順調に登り、平蔵のコルからガレ場をトラバースして、何だかんだ一番乗りでA2の取り付きに到着。ロープを結んでいたらもう1パーティー来た。どうやらこの日本峰南壁を登ったのは我々含め2パーティーだけのようだった。連休なのに意外と少ない。
(1P目) ゆりかもめリード 35m
ホールド豊富な凹角を登り、草付きの階段状斜面を上がって残置ハーケンで終了。
(2P目) JOHSONリード 50m
核心ピッチ。草付きの歩きから傾斜のあるリッジを進む。核心といってもワンポイントだけハングっぽいムーブを強いられるだけで、グイグイ登れて気持ちいいピッチだ。気持ちよくロープを伸ばして残置ハーケンが固め打ちされた小テラスでビレイ。
(3P目) ゆりかもめリード 45m
リッジの右壁を沿うように登っていく。デカいピナクルのある小ギャップで程よいピナクルにスリングを巻いてビレイ。
(4P目) JOHSONリード 55m
A2稜沿いならばどこでも登れるので、敢えて忠実にリッジの上を進んだりしながら進む。足場がいい感じの斜面でカム2本で支点構築。

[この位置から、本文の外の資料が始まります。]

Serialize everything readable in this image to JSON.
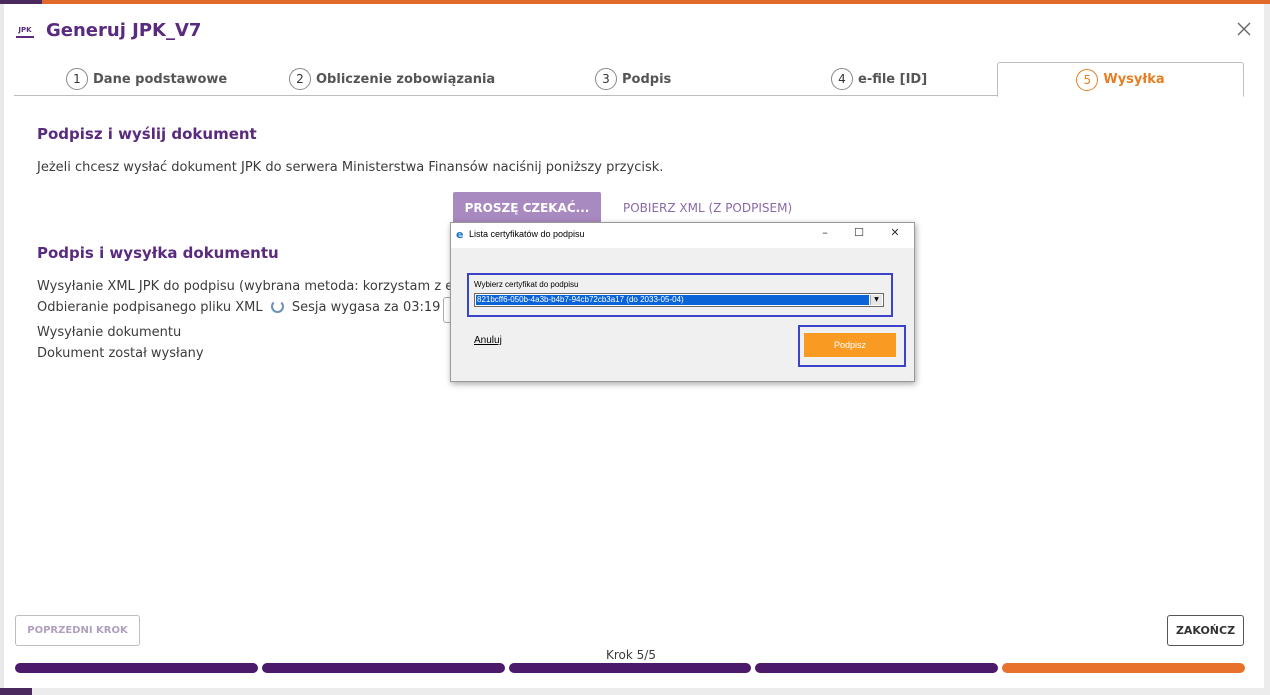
{
  "header": {
    "title": "Generuj JPK_V7",
    "icon": "JPK"
  },
  "tabs": [
    {
      "num": "1",
      "label": "Dane podstawowe"
    },
    {
      "num": "2",
      "label": "Obliczenie zobowiązania"
    },
    {
      "num": "3",
      "label": "Podpis"
    },
    {
      "num": "4",
      "label": "e-file [ID]"
    },
    {
      "num": "5",
      "label": "Wysyłka"
    }
  ],
  "sign_section": {
    "title": "Podpisz i wyślij dokument",
    "description": "Jeżeli chcesz wysłać dokument JPK do serwera Ministerstwa Finansów naciśnij poniższy przycisk.",
    "wait_button": "PROSZĘ CZEKAĆ...",
    "xml_button": "POBIERZ XML (Z PODPISEM)"
  },
  "status_section": {
    "title": "Podpis i wysyłka dokumentu",
    "line1": "Wysyłanie XML JPK do podpisu (wybrana metoda: korzystam z e-p",
    "line2_a": "Odbieranie podpisanego pliku XML",
    "line2_b": "Sesja wygasa za 03:19",
    "line3": "Wysyłanie dokumentu",
    "line4": "Dokument został wysłany"
  },
  "dialog": {
    "icon": "e",
    "title": "Lista certyfikatów do podpisu",
    "minimize": "–",
    "maximize": "☐",
    "close": "✕",
    "cert_label": "Wybierz certyfikat do podpisu",
    "cert_value": "821bcff6-050b-4a3b-b4b7-94cb72cb3a17 (do 2033-05-04)",
    "cancel": "Anuluj",
    "sign": "Podpisz"
  },
  "footer": {
    "prev": "POPRZEDNI KROK",
    "finish": "ZAKOŃCZ",
    "step": "Krok 5/5",
    "progress_current_step": 5,
    "progress_total_steps": 5
  },
  "colors": {
    "brand_purple": "#5a2a7e",
    "accent_orange": "#e8712e",
    "progress_done": "#4b1a6b",
    "dialog_highlight": "#3a43c9"
  }
}
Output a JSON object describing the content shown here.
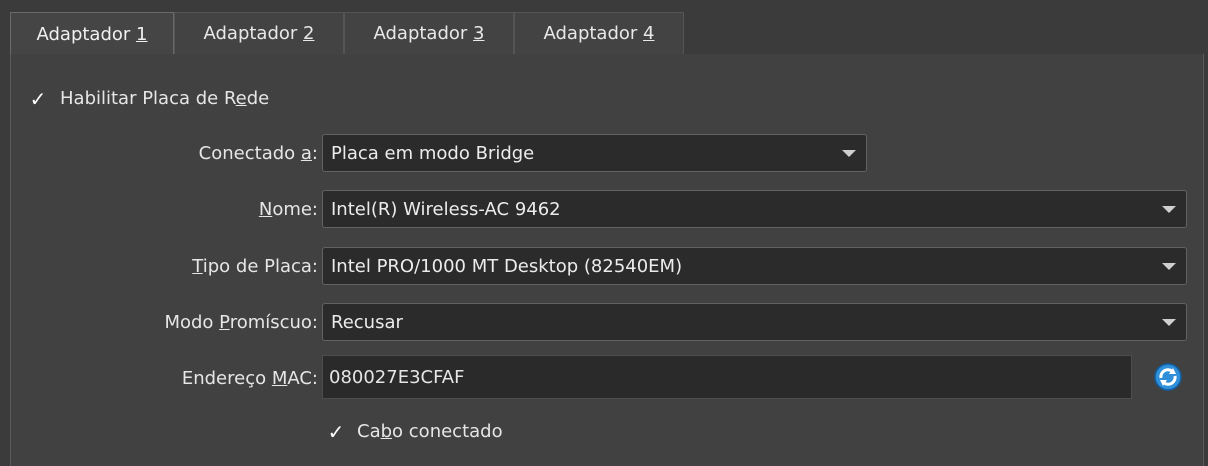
{
  "tabs": [
    {
      "prefix": "Adaptador ",
      "key": "1"
    },
    {
      "prefix": "Adaptador ",
      "key": "2"
    },
    {
      "prefix": "Adaptador ",
      "key": "3"
    },
    {
      "prefix": "Adaptador ",
      "key": "4"
    }
  ],
  "enable": {
    "checked_glyph": "✓",
    "label_a": "Habilitar Placa de R",
    "label_u": "e",
    "label_b": "de"
  },
  "attached": {
    "label_a": "Conectado ",
    "label_u": "a",
    "label_b": ":",
    "value": "Placa em modo Bridge"
  },
  "name": {
    "label_u": "N",
    "label_b": "ome:",
    "value": "Intel(R) Wireless-AC 9462"
  },
  "adapter_type": {
    "label_u": "T",
    "label_b": "ipo de Placa:",
    "value": "Intel PRO/1000 MT Desktop (82540EM)"
  },
  "promiscuous": {
    "label_a": "Modo ",
    "label_u": "P",
    "label_b": "romíscuo:",
    "value": "Recusar"
  },
  "mac": {
    "label_a": "Endereço ",
    "label_u": "M",
    "label_b": "AC:",
    "value": "080027E3CFAF"
  },
  "cable": {
    "checked_glyph": "✓",
    "label_a": "Ca",
    "label_u": "b",
    "label_b": "o conectado"
  },
  "colors": {
    "refresh_icon": "#2f8fd8"
  }
}
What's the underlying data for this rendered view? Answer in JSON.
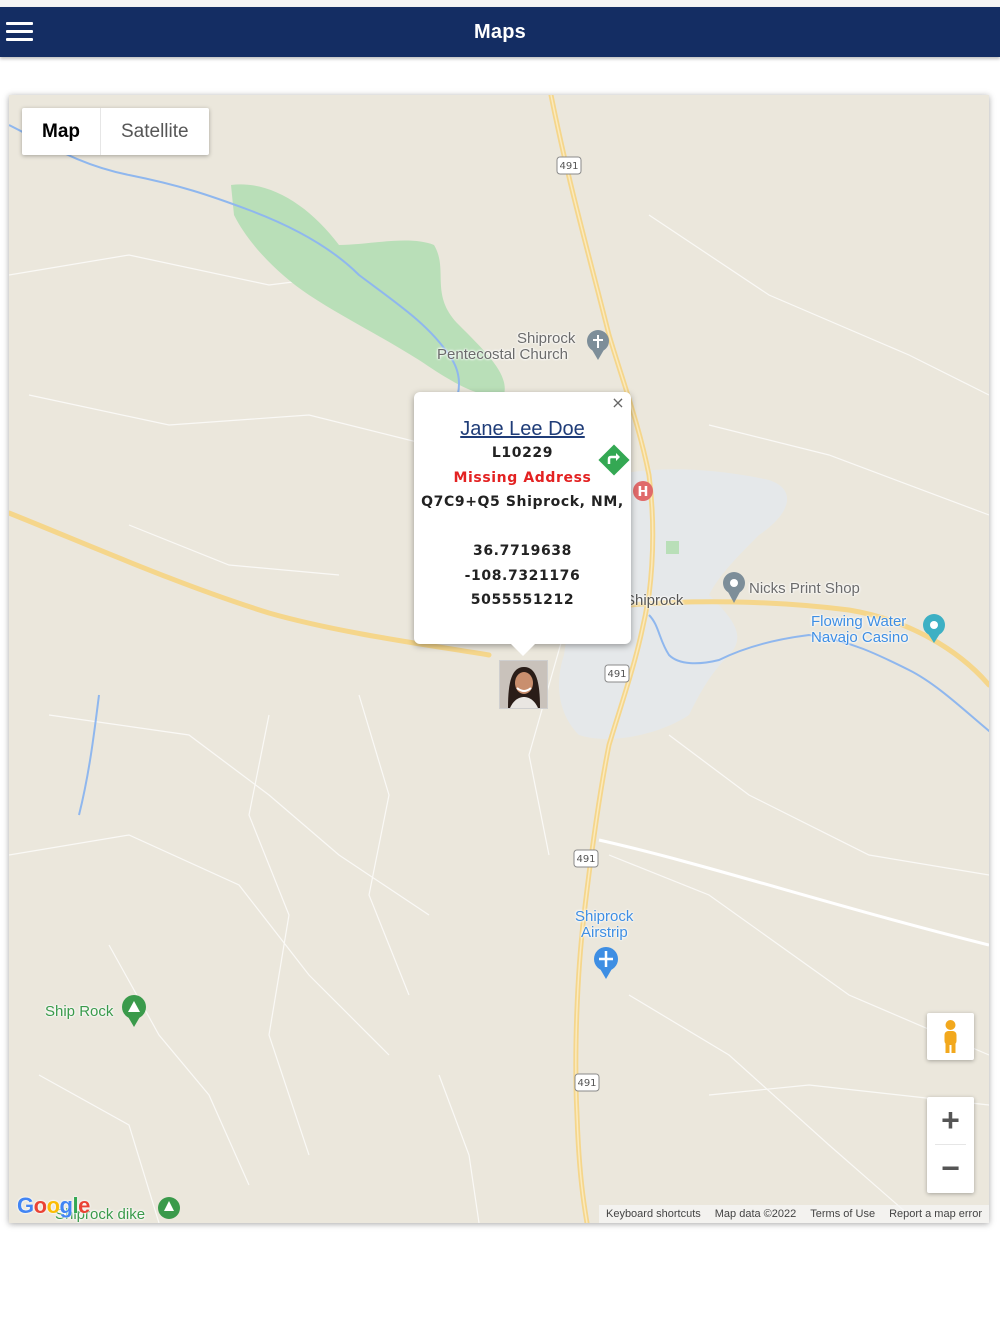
{
  "header": {
    "title": "Maps",
    "menu_icon": "hamburger-menu-icon",
    "bg_color": "#142d63"
  },
  "map_type": {
    "map_label": "Map",
    "satellite_label": "Satellite",
    "selected": "Map"
  },
  "places": {
    "church_line1": "Shiprock",
    "church_line2": "Pentecostal Church",
    "town": "Shiprock",
    "print_shop": "Nicks Print Shop",
    "casino_line1": "Flowing Water",
    "casino_line2": "Navajo Casino",
    "airstrip_line1": "Shiprock",
    "airstrip_line2": "Airstrip",
    "ship_rock": "Ship Rock",
    "dike": "Shiprock dike",
    "route": "491"
  },
  "popup": {
    "name": "Jane Lee Doe",
    "id": "L10229",
    "status": "Missing Address",
    "address": "Q7C9+Q5 Shiprock, NM,",
    "latitude": "36.7719638",
    "longitude": "-108.7321176",
    "phone": "5055551212",
    "close_label": "×",
    "status_color": "#e32222"
  },
  "controls": {
    "zoom_in": "+",
    "zoom_out": "−",
    "pegman_icon": "pegman-icon"
  },
  "attribution": {
    "logo": "Google",
    "shortcuts": "Keyboard shortcuts",
    "map_data": "Map data ©2022",
    "terms": "Terms of Use",
    "report": "Report a map error"
  }
}
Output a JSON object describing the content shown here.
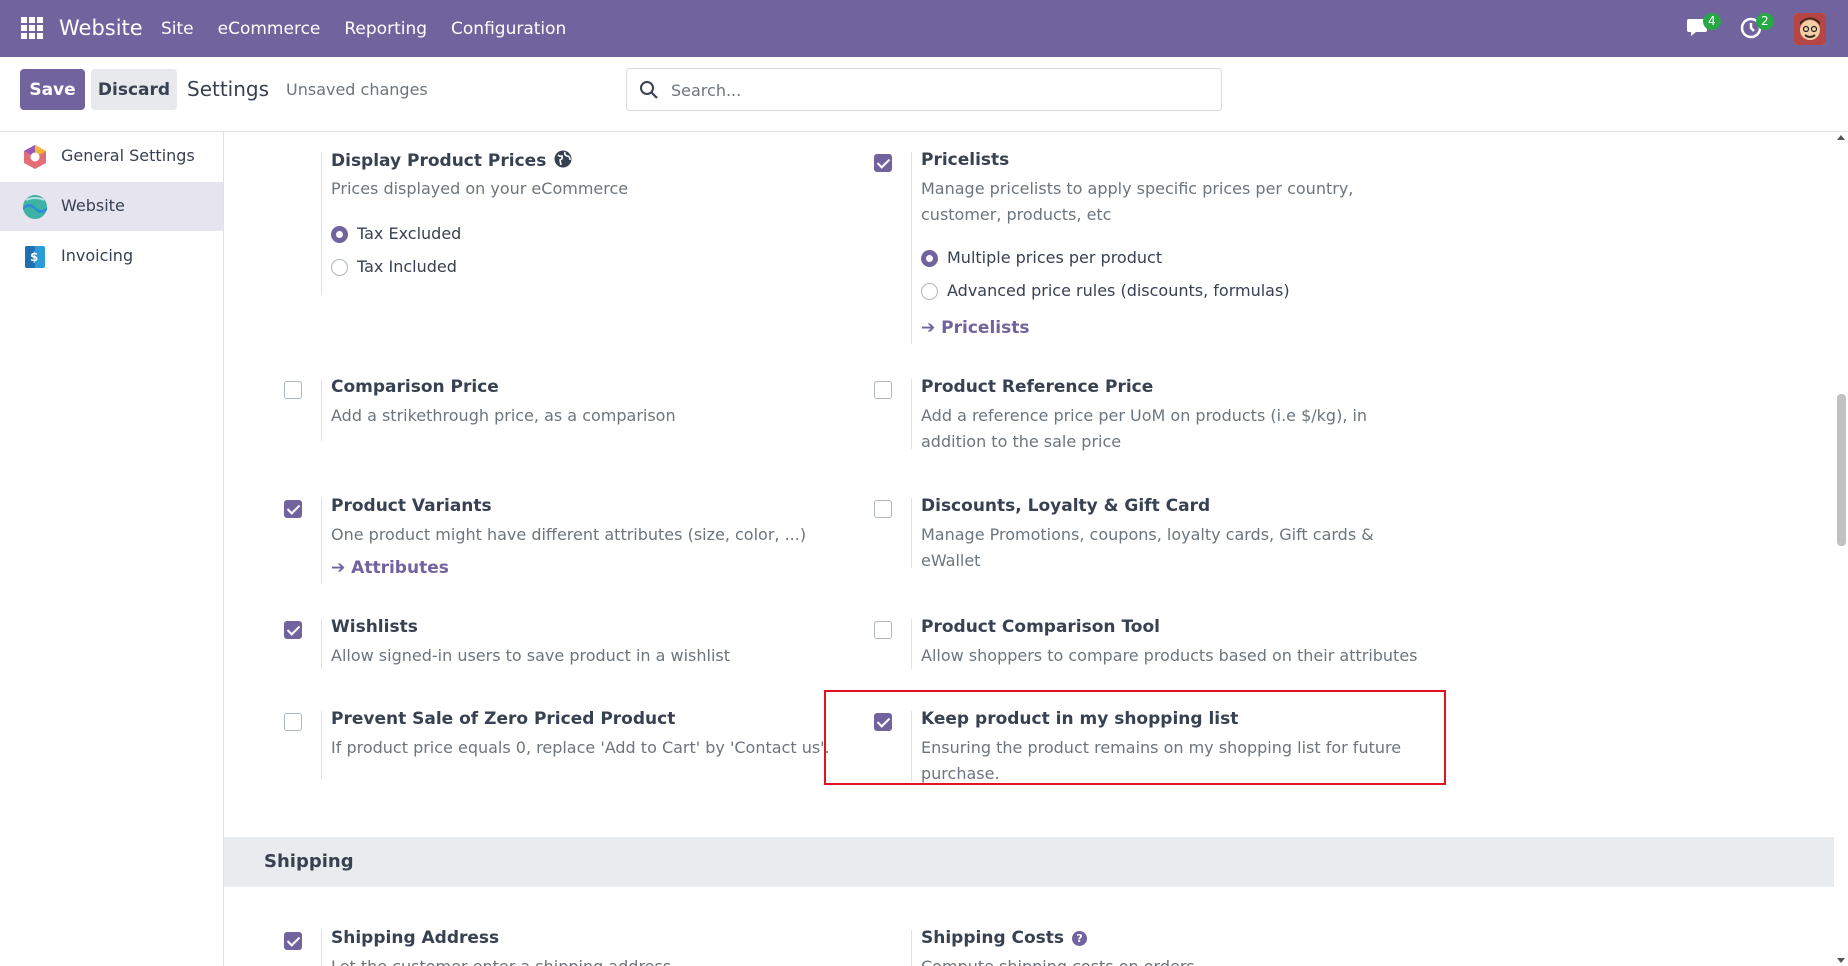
{
  "navbar": {
    "brand": "Website",
    "menu": [
      "Site",
      "eCommerce",
      "Reporting",
      "Configuration"
    ],
    "chat_count": "4",
    "activity_count": "2",
    "bg_color": "#71639e"
  },
  "control": {
    "save_label": "Save",
    "discard_label": "Discard",
    "title": "Settings",
    "status": "Unsaved changes",
    "search_placeholder": "Search..."
  },
  "sidebar": {
    "items": [
      {
        "label": "General Settings",
        "icon": "odoo-icon"
      },
      {
        "label": "Website",
        "icon": "website-icon",
        "active": true
      },
      {
        "label": "Invoicing",
        "icon": "invoicing-icon"
      }
    ]
  },
  "settings": {
    "display_prices": {
      "title": "Display Product Prices",
      "desc": "Prices displayed on your eCommerce",
      "options": [
        "Tax Excluded",
        "Tax Included"
      ],
      "selected": 0
    },
    "pricelists": {
      "title": "Pricelists",
      "desc": "Manage pricelists to apply specific prices per country, customer, products, etc",
      "checked": true,
      "options": [
        "Multiple prices per product",
        "Advanced price rules (discounts, formulas)"
      ],
      "selected": 0,
      "link": "Pricelists"
    },
    "comparison_price": {
      "title": "Comparison Price",
      "desc": "Add a strikethrough price, as a comparison",
      "checked": false
    },
    "reference_price": {
      "title": "Product Reference Price",
      "desc": "Add a reference price per UoM on products (i.e $/kg), in addition to the sale price",
      "checked": false
    },
    "variants": {
      "title": "Product Variants",
      "desc": "One product might have different attributes (size, color, ...)",
      "checked": true,
      "link": "Attributes"
    },
    "discounts": {
      "title": "Discounts, Loyalty & Gift Card",
      "desc": "Manage Promotions, coupons, loyalty cards, Gift cards & eWallet",
      "checked": false
    },
    "wishlists": {
      "title": "Wishlists",
      "desc": "Allow signed-in users to save product in a wishlist",
      "checked": true
    },
    "comparison_tool": {
      "title": "Product Comparison Tool",
      "desc": "Allow shoppers to compare products based on their attributes",
      "checked": false
    },
    "zero_price": {
      "title": "Prevent Sale of Zero Priced Product",
      "desc": "If product price equals 0, replace 'Add to Cart' by 'Contact us'.",
      "checked": false
    },
    "keep_product": {
      "title": "Keep product in my shopping list",
      "desc": "Ensuring the product remains on my shopping list for future purchase.",
      "checked": true
    },
    "shipping_section": "Shipping",
    "shipping_address": {
      "title": "Shipping Address",
      "desc": "Let the customer enter a shipping address",
      "checked": true
    },
    "shipping_costs": {
      "title": "Shipping Costs",
      "desc": "Compute shipping costs on orders"
    }
  }
}
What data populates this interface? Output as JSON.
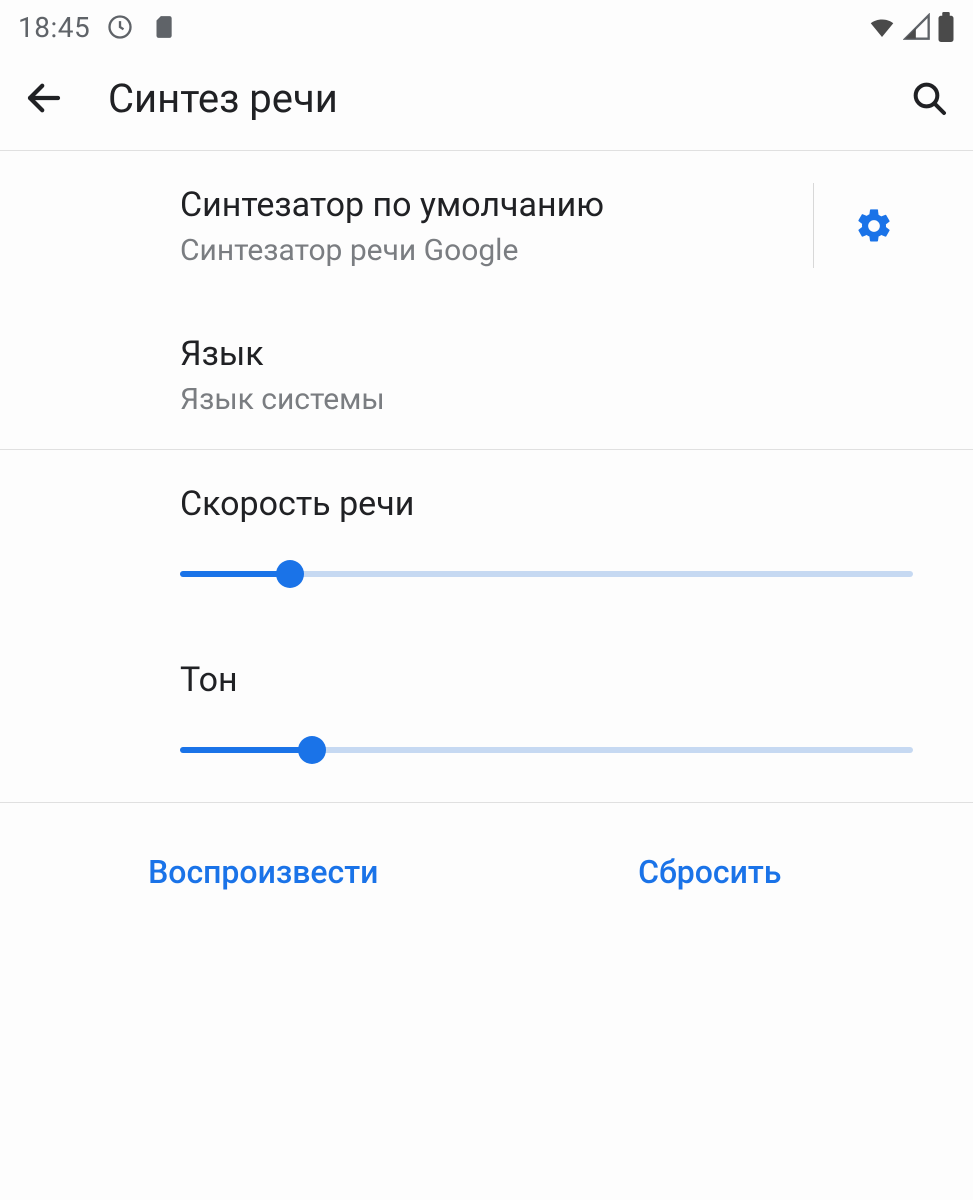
{
  "status_bar": {
    "time": "18:45",
    "icons": {
      "left": [
        "clock-outline-icon",
        "sd-card-icon"
      ],
      "right": [
        "wifi-icon",
        "cell-signal-icon",
        "battery-icon"
      ]
    }
  },
  "header": {
    "title": "Синтез речи"
  },
  "settings": {
    "engine": {
      "title": "Синтезатор по умолчанию",
      "subtitle": "Синтезатор речи Google"
    },
    "language": {
      "title": "Язык",
      "subtitle": "Язык системы"
    }
  },
  "sliders": {
    "rate": {
      "label": "Скорость речи",
      "value_percent": 15
    },
    "pitch": {
      "label": "Тон",
      "value_percent": 18
    }
  },
  "actions": {
    "play": "Воспроизвести",
    "reset": "Сбросить"
  },
  "colors": {
    "accent": "#1a73e8",
    "text_primary": "#202124",
    "text_secondary": "#7a7d81",
    "divider": "#e0e0e0",
    "slider_bg": "#c6d9f2"
  }
}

あとはコンテで岩場を進んで剱の山頂へ。長すぎる前書きの通り、念願のピークである。山頂で担いできた林檎を齧って、Yちゃんと登頂を喜び合った。
有名なカニのよこばいは普通にクライミングより怖い。僕は思わずセルフビレイを取ってしまった。順調に下山し、途中剣山荘で生ビールを飲んだりしながら剱沢へ帰る。
昼寝をして辺りを散歩する。テン場からの精悍な剱岳に思わず感嘆の声を上げる。夜はYちゃんの八宝菜(絶品)を頂いて、ぐっすり眠りに就いた。
【9/23】 剱沢→奥大日岳→室堂
名残惜しいが帰らねばならない。せっかくなので奥大日岳へハイキングに行くことにする。剱御前への登り返しでYちゃんに「秋が深まったねえ」なんて声をかけたが、「そうか?」とキョトンとされた。すみません。
剱御前小舎から奥大日岳に至る稜線を歩いていくと次第にガスが抜けていく。広々とした室堂平を立山連峰が防壁のように覆う光景はなんとも壮観である。新室堂乗越に重たいザックをデポして空身で奥大日岳へ向かう。左手に室堂、右手に剱岳を拝み、気持ちいい稜線歩きだ。稜線を彩る高山植物のお花たちは萎れて、代わりにその葉が色付いてすっかり秋の様相を呈している。奥大日岳の山頂で残りの林檎を齧りながら、峻険な剱岳の山容を眺めた。
再び重いザックを背負い、雷鳥沢からヒイヒイ言いながら室堂への階段を登り返す。3日ぶりに戻ってきた室堂は、やっぱり入山時より秋がいっそう深まっていた。